The Royal Basque Society of Friends of the Country (in Basque Euskalerriaren Adiskideen Elkartea and in Spanish Real Sociedad Bascongada de Amigos del País), also known as La Bascongada or Bascongada Society, was founded in the mid-18th century to encourage the scientific, cultural and economic development of the Basque Country.
The founding members were the Knights of Azcoitia or the Triumvirate of Azcoitia, under the encouragement of Xavier María de Munibe e Idiáquez, count of Peñaflorida, José María de Eguía, marquis of Narros, and the encyclopedist and Enlightenment scholar Manuel Ignacio de Altuna. The blueprint for its constitution was drafted in 1763 in Vergara and approved in 1765. Its inception is inextricably linked to the economic momentum spurred by the activity of the Guipuzcoana Company.

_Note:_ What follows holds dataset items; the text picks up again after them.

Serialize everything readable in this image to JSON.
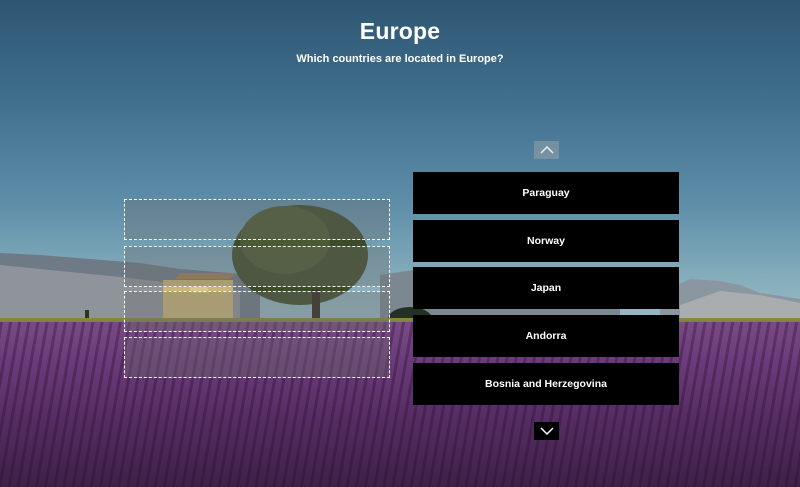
{
  "quiz": {
    "title": "Europe",
    "question": "Which countries are located in Europe?"
  },
  "drop_zones": [
    {
      "id": "slot-1",
      "filled": false
    },
    {
      "id": "slot-2",
      "filled": false
    },
    {
      "id": "slot-3",
      "filled": false
    },
    {
      "id": "slot-4",
      "filled": false
    }
  ],
  "options": [
    {
      "label": "Paraguay"
    },
    {
      "label": "Norway"
    },
    {
      "label": "Japan"
    },
    {
      "label": "Andorra"
    },
    {
      "label": "Bosnia and Herzegovina"
    }
  ],
  "controls": {
    "scroll_up_icon": "chevron-up-icon",
    "scroll_down_icon": "chevron-down-icon"
  },
  "colors": {
    "option_bg": "#000000",
    "option_text": "#ffffff",
    "drop_zone_border": "#ffffff"
  }
}
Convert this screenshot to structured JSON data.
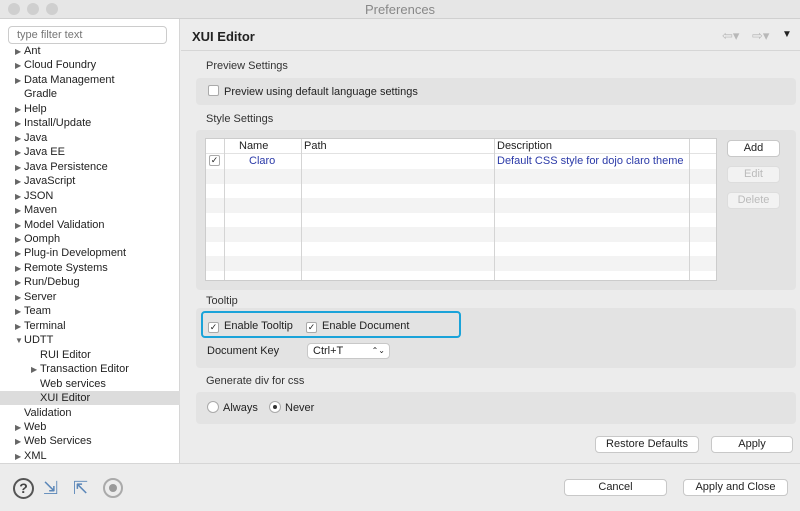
{
  "window": {
    "title": "Preferences"
  },
  "sidebar": {
    "filter_placeholder": "type filter text",
    "items": [
      {
        "label": "Ant",
        "arrow": true
      },
      {
        "label": "Cloud Foundry",
        "arrow": true
      },
      {
        "label": "Data Management",
        "arrow": true
      },
      {
        "label": "Gradle",
        "arrow": false
      },
      {
        "label": "Help",
        "arrow": true
      },
      {
        "label": "Install/Update",
        "arrow": true
      },
      {
        "label": "Java",
        "arrow": true
      },
      {
        "label": "Java EE",
        "arrow": true
      },
      {
        "label": "Java Persistence",
        "arrow": true
      },
      {
        "label": "JavaScript",
        "arrow": true
      },
      {
        "label": "JSON",
        "arrow": true
      },
      {
        "label": "Maven",
        "arrow": true
      },
      {
        "label": "Model Validation",
        "arrow": true
      },
      {
        "label": "Oomph",
        "arrow": true
      },
      {
        "label": "Plug-in Development",
        "arrow": true
      },
      {
        "label": "Remote Systems",
        "arrow": true
      },
      {
        "label": "Run/Debug",
        "arrow": true
      },
      {
        "label": "Server",
        "arrow": true
      },
      {
        "label": "Team",
        "arrow": true
      },
      {
        "label": "Terminal",
        "arrow": true
      },
      {
        "label": "UDTT",
        "arrow": true,
        "expanded": true
      },
      {
        "label": "RUI Editor",
        "arrow": false,
        "child": true
      },
      {
        "label": "Transaction Editor",
        "arrow": true,
        "child": true
      },
      {
        "label": "Web services",
        "arrow": false,
        "child": true
      },
      {
        "label": "XUI Editor",
        "arrow": false,
        "child": true,
        "selected": true
      },
      {
        "label": "Validation",
        "arrow": false
      },
      {
        "label": "Web",
        "arrow": true
      },
      {
        "label": "Web Services",
        "arrow": true
      },
      {
        "label": "XML",
        "arrow": true
      }
    ]
  },
  "page": {
    "title": "XUI Editor"
  },
  "preview": {
    "label": "Preview Settings",
    "checkbox": "Preview using default language settings",
    "checked": false
  },
  "style": {
    "label": "Style Settings",
    "columns": [
      "Name",
      "Path",
      "Description"
    ],
    "rows": [
      {
        "checked": true,
        "name": "Claro",
        "path": "",
        "description": "Default CSS style for dojo claro theme"
      }
    ],
    "add": "Add",
    "edit": "Edit",
    "delete": "Delete"
  },
  "tooltip": {
    "label": "Tooltip",
    "enable_tooltip": "Enable Tooltip",
    "enable_document": "Enable Document",
    "doc_key_label": "Document Key",
    "doc_key_value": "Ctrl+T"
  },
  "gendiv": {
    "label": "Generate div for css",
    "always": "Always",
    "never": "Never",
    "selected": "Never"
  },
  "buttons": {
    "restore": "Restore Defaults",
    "apply": "Apply",
    "cancel": "Cancel",
    "apply_close": "Apply and Close"
  },
  "colors": {
    "highlight": "#1aa3d9",
    "link": "#2b3aa8"
  }
}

The establishment of the society was followed by the founding of the Seminar of Vergara a decade later (1776), the first higher education institution to operate in Basque territory. Research carried out by Fausto Elhuyar and brother Juan Jose in the seminar led to their isolating of the chemical element tungsten, and Ignacio de Zavala came up with the procedure to obtain cast steel. In music the Society sponsored the work of composer José de Larrañaga. Literary activity was conducted by Félix María de Samaniego and others.
The Society was the first institution in Modern Age to ever regroup any Basque districts into a sole cluster out of common concerns—they operated on their own up to that point. It was also the first society of its kind in the Basque Country and Spain, with societies cut out after its pattern spreading soon afterwards all over Spain, and the New World.